The Hospital in the Rock ceased normal operations in December 1956, after the Soviets squashed the uprising, as the Soviets had new plans for the caves. With the Cold War now in full swing, the still-secret site was converted into a bunker that could serve as a hospital in case of nuclear attack. Diesel engines and an air conditioning system were added in the early '60s, so that even during a blackout, the hospital could still function for a couple of days.

The Hospital in the Rock

The official plan for the bunker was as follows: In the event of a nuclear attack, a selection of doctors and nurses would retreat to the bunker, where they would remain for 72 hours. Afterward, they were to go out and search for survivors. Special quarantined rooms, showering facilities, and even a barbershop were on site for survivors brought back to the site. (The only haircut available to them, however, was a shaved head; radioactive material is notoriously difficult to remove from hair.)

Thankfully, none of these nuclear procedures were ever put into practice. But the hospital was never formally decommissioned, and it wasn’t relieved of its top-secret status until the mid-2000s. For a while, it was still being used as a storage facility by Hungary’s Civil Defense Force. The bunker was maintained by a nearby family, who were sworn to secrecy. In 2004, it was decided that responsibility for the site fell solely on St. John’s Hospital in Budapest, who were seen as the de facto owners in the wake of the collapse of the Soviet Union.

By 2008 the bunker was renovated, refurbished, and ready to be opened to the public. Today it operates as a museum, with exhibits detailing life in the hospital from various periods of its history, as well as the history of combat medicine as a whole. The sobering hour-long walk around the hospital concludes with a cautionary gaze into the atrocities of nuclear attacks, with the final walk to the exit featuring a gallery of art created by survivors of the Hiroshima and Nagasaki bombings.
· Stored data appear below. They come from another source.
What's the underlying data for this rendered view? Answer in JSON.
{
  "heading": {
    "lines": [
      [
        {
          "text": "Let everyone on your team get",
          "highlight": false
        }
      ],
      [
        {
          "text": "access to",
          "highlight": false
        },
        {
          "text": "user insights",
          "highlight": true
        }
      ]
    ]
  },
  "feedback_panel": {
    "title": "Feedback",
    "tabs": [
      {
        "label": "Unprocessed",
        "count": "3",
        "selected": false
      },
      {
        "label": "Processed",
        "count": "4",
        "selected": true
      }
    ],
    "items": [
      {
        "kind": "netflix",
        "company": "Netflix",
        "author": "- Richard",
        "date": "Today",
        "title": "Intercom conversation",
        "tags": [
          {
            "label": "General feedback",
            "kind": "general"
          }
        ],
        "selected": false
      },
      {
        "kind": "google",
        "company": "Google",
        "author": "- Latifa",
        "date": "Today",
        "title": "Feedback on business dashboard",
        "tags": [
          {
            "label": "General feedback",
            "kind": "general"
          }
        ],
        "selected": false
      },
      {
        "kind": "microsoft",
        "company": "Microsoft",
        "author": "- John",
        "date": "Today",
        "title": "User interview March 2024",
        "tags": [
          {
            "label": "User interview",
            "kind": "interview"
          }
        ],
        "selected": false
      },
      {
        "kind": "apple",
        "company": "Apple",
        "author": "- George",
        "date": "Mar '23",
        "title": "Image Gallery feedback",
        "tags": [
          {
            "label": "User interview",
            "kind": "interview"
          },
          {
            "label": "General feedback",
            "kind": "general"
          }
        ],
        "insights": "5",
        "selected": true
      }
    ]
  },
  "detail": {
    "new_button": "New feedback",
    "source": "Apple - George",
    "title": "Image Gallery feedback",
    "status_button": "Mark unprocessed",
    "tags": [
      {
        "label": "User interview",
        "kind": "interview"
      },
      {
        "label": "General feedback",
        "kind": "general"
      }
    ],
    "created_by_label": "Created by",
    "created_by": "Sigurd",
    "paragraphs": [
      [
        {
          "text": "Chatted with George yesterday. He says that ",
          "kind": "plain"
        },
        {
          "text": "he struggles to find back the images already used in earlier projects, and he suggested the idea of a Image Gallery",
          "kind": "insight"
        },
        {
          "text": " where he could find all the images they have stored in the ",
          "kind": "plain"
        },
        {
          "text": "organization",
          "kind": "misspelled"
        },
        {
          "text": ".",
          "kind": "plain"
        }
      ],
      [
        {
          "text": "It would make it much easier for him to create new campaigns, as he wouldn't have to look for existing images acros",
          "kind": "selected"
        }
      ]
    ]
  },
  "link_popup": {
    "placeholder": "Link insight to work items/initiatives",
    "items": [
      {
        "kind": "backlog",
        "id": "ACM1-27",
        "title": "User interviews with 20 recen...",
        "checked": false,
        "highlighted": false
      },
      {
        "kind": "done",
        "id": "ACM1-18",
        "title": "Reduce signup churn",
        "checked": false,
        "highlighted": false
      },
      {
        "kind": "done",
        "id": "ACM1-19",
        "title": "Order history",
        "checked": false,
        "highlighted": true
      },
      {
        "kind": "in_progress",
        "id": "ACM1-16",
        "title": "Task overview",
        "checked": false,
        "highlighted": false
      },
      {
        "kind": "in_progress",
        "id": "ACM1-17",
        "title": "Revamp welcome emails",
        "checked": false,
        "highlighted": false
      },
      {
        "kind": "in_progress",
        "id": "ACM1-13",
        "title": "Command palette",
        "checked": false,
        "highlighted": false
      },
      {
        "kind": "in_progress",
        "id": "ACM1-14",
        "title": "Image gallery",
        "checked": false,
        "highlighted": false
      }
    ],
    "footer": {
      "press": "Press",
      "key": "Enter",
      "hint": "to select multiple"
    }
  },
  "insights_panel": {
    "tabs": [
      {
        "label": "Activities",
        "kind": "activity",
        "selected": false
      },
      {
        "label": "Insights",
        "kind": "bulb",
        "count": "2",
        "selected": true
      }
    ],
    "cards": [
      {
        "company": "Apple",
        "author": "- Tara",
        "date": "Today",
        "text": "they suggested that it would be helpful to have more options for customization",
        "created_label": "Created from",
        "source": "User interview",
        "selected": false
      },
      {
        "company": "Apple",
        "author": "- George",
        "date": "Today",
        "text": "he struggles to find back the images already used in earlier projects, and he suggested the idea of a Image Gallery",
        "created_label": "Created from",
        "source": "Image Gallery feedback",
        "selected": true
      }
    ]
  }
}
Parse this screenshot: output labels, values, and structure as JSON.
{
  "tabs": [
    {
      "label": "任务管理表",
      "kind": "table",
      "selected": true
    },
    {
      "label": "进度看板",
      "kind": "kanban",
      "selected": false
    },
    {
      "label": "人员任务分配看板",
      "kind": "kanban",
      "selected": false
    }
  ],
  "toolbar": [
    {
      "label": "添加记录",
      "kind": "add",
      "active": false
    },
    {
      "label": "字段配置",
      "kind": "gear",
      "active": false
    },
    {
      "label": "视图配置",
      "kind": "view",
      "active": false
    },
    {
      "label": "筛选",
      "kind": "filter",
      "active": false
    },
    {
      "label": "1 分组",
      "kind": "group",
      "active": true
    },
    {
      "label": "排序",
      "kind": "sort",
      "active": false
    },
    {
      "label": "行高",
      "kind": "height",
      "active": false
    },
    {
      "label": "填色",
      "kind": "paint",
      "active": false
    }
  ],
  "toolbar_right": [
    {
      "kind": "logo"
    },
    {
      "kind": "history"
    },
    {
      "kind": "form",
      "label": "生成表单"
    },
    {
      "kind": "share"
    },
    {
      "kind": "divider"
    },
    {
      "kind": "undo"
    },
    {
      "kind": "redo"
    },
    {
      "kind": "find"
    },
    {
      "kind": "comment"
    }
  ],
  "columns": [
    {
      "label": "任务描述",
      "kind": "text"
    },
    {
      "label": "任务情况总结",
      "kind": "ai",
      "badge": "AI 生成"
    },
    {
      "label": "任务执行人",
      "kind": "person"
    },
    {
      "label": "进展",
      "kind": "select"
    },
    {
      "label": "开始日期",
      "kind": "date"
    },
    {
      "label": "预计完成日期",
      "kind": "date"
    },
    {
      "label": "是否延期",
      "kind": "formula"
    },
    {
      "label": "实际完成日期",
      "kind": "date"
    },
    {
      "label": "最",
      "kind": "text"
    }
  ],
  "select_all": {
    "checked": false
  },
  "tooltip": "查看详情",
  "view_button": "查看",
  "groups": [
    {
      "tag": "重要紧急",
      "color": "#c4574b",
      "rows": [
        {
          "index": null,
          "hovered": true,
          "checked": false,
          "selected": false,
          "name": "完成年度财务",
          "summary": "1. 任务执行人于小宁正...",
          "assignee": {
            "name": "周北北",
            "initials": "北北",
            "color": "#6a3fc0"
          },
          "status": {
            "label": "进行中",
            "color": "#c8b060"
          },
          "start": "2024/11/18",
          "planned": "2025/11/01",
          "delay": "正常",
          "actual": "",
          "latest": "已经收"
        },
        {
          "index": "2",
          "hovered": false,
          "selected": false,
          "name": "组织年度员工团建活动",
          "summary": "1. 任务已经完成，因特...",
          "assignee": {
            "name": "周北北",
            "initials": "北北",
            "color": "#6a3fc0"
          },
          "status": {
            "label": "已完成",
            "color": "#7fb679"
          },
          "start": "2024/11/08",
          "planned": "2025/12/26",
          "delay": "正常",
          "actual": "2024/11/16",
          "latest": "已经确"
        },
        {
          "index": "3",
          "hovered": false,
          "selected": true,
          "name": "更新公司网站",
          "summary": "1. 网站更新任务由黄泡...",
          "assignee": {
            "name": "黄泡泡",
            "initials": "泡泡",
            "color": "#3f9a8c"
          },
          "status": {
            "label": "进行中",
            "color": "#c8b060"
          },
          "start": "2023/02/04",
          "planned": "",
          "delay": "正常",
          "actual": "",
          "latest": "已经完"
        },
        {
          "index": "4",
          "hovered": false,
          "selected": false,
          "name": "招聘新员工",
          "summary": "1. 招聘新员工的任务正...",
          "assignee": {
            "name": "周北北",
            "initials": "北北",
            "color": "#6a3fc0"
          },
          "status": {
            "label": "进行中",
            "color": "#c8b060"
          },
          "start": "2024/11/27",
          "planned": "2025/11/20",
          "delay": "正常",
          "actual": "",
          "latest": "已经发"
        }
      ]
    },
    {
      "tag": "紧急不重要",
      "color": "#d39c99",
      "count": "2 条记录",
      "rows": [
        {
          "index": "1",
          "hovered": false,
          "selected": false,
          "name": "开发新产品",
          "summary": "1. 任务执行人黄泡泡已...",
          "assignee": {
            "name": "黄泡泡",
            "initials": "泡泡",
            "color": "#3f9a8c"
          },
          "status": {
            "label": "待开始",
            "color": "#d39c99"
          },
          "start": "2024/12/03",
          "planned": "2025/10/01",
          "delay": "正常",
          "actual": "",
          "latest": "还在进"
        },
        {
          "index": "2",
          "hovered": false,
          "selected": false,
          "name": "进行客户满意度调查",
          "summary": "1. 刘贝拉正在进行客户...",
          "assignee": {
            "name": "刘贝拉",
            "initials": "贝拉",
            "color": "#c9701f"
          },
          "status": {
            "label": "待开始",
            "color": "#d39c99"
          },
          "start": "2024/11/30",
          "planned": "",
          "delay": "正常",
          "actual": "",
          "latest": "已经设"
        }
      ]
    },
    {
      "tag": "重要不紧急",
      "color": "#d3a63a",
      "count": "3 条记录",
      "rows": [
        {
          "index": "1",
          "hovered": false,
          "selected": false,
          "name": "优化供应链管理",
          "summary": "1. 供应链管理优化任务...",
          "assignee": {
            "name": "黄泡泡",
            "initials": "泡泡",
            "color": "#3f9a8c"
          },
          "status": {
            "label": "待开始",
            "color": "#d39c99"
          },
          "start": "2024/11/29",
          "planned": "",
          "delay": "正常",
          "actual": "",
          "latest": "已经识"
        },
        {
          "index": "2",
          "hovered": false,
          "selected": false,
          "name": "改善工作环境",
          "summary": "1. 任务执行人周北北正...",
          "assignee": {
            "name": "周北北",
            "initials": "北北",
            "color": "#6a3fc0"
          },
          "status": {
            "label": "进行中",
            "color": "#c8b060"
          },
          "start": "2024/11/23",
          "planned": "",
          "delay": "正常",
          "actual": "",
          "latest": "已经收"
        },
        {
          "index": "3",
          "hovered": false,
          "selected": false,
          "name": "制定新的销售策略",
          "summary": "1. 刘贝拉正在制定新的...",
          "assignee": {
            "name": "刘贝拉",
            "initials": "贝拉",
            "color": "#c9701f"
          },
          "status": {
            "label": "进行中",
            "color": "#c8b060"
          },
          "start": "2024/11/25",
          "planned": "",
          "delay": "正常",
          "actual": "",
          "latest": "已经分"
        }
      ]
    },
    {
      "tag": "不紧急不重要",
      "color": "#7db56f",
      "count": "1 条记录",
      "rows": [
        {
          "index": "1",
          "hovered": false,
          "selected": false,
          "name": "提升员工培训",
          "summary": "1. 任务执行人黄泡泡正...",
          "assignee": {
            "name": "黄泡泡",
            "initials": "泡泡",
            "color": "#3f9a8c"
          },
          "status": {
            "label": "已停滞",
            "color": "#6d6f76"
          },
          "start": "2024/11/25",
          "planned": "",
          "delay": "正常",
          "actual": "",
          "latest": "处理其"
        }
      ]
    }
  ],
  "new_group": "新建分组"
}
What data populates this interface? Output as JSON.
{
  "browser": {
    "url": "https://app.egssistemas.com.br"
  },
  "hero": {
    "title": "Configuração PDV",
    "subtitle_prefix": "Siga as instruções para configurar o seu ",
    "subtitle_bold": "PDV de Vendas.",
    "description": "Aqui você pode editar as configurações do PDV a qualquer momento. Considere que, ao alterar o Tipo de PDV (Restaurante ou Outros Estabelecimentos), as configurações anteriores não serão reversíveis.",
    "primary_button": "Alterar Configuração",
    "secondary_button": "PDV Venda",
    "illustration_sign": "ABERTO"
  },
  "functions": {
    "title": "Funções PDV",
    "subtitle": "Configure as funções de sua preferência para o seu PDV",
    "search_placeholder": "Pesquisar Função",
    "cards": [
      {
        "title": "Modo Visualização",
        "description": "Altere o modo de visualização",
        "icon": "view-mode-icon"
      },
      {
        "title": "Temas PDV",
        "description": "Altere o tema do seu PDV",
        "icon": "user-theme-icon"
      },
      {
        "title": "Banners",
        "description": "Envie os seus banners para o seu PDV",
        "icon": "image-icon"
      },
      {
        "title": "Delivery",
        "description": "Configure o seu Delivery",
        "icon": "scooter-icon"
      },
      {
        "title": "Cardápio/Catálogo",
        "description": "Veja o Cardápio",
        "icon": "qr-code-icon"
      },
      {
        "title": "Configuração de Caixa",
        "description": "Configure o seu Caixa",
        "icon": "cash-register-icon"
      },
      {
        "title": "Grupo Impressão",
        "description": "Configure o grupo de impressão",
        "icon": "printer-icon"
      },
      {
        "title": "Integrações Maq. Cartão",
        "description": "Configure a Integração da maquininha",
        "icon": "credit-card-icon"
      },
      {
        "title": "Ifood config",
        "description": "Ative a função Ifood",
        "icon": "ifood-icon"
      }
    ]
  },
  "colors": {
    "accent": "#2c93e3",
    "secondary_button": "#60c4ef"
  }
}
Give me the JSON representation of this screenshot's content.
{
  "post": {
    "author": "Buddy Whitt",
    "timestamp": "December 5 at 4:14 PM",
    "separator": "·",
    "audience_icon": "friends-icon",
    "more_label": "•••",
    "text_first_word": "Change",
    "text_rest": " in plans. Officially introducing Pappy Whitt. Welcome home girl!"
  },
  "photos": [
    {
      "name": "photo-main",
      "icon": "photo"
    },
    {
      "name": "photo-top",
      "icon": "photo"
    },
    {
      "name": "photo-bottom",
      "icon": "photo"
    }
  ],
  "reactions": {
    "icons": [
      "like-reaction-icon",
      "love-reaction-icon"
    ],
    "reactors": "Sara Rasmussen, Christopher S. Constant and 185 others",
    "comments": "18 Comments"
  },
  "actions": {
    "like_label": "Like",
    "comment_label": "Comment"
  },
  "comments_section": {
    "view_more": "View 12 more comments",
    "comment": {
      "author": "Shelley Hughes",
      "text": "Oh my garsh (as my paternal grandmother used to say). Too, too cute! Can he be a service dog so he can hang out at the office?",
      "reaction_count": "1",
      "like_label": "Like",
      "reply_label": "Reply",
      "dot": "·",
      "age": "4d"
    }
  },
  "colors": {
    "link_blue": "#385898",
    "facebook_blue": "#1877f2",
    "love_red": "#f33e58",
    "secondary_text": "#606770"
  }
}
Another part of the caves beneath Buda Castle. Image credit:Sahil Jatana via Flickr // CC BY-NC 2.0

The caves beneath Buda Castle have certainly had a bumpy history, and walking through them now is chilling (and not just because they keep the temperature at around 60°F). A tour through the narrow, oppressive hallways is a glimpse at our narrowly avoided nuclear future—definitely a sobering way to spend an afternoon.